I grew up as a rebel.

Beberapa kali saya nggak pulang ke rumah tanpa pamit sehingga Mama dan Papa saya kalang kabut kebingungan dan saya dimarahi habis-habisan. Pernah juga Papa menemukan kosan teman tempat saya kongkow-kongkow dan Papa marah besar di situ di depan teman-teman saya. Malu banget rasanya. 

Back to hipnoterapi.

Setelah mendengar cerita saya tersebut, terapis merasa pola asuh Mama terhadap saya lah yang paling besar berkontribusi dalam pembentukan karakter saya dan akhirnya bikin saya sering bertengkar sama Adit. Begitu terapis bilang gitu, saya emang jadi langsung sadar kalau itu bener dan masuk akal banget. Kenapa? Karena setelah ditilik dan dari cerita Adit ke terapis, ternyata pertengkaran-pertengkaran saya dan Adit penyebabnya remeh banget:
  • Adit lupa mematikan lampu kamar mandi setelah selesai pakai kamar mandi dan saya mengomel sampai lebay.
  • Adit lupa buang sampah.
  • Saya yang lupa, tapi ketika Adit mengingatkan, saya malah marah besar karena nggak mau dan nggak bisa disalahkan.

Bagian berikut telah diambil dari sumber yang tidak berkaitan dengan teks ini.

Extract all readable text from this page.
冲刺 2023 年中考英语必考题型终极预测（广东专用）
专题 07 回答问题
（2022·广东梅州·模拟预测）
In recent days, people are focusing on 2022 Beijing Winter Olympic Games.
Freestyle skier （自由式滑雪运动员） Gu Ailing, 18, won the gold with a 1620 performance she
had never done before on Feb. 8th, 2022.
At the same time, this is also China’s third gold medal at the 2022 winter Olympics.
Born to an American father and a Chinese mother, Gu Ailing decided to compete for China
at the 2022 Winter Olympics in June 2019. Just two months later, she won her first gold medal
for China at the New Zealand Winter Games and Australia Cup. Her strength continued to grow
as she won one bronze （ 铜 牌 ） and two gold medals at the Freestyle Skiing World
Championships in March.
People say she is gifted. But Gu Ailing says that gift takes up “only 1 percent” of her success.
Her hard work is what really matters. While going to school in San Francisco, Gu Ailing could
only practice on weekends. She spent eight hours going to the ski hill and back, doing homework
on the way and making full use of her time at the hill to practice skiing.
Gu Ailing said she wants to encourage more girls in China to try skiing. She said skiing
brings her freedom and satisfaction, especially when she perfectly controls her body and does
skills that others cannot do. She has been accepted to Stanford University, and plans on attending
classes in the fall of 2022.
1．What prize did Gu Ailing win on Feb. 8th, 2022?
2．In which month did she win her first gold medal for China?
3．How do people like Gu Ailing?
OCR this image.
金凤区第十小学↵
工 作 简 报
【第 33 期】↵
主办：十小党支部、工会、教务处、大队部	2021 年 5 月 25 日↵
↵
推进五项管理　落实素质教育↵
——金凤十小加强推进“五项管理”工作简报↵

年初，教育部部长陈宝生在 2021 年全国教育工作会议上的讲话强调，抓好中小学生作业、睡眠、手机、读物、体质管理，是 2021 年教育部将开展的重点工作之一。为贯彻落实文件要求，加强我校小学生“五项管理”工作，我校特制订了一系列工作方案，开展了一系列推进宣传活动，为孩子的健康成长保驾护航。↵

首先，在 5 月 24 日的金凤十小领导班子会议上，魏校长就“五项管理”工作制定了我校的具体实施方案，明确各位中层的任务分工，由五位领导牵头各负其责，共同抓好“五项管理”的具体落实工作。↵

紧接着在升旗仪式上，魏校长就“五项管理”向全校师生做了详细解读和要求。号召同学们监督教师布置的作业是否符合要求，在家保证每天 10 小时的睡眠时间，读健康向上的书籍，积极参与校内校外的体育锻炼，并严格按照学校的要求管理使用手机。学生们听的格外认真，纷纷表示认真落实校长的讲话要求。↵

Intinya itu. Hal-hal mendasar dan prinsipil kayak perbedaan agama kami tuh malah nggak pernah membuat kami bertengkar. 


Yang bikin kami sering cekcok, most of the time adalah karena saya marah berlebihan untuk kesalahan sepele dan Adit nggak terima diperlakukan seperti itu.

Perbedaan watak juga bikin kami sering bertengkar. Saya cenderung membuat rencana dan back-up plan, sedangkan Adit spontan. Saya suka ngelist kemungkinan A-Z sebelum ambil keputusan, sementara Adit just goes with the flow. Saya suka kesal saat kenyataan nggak seperti yang saya prediksi sebelumnya, sementara Adit bisa woles kalau ternyata prediksi kami meleset. Saya merasa Adit lamban. Sebaliknya, Adit merasa saya terlalu grasa-grusu.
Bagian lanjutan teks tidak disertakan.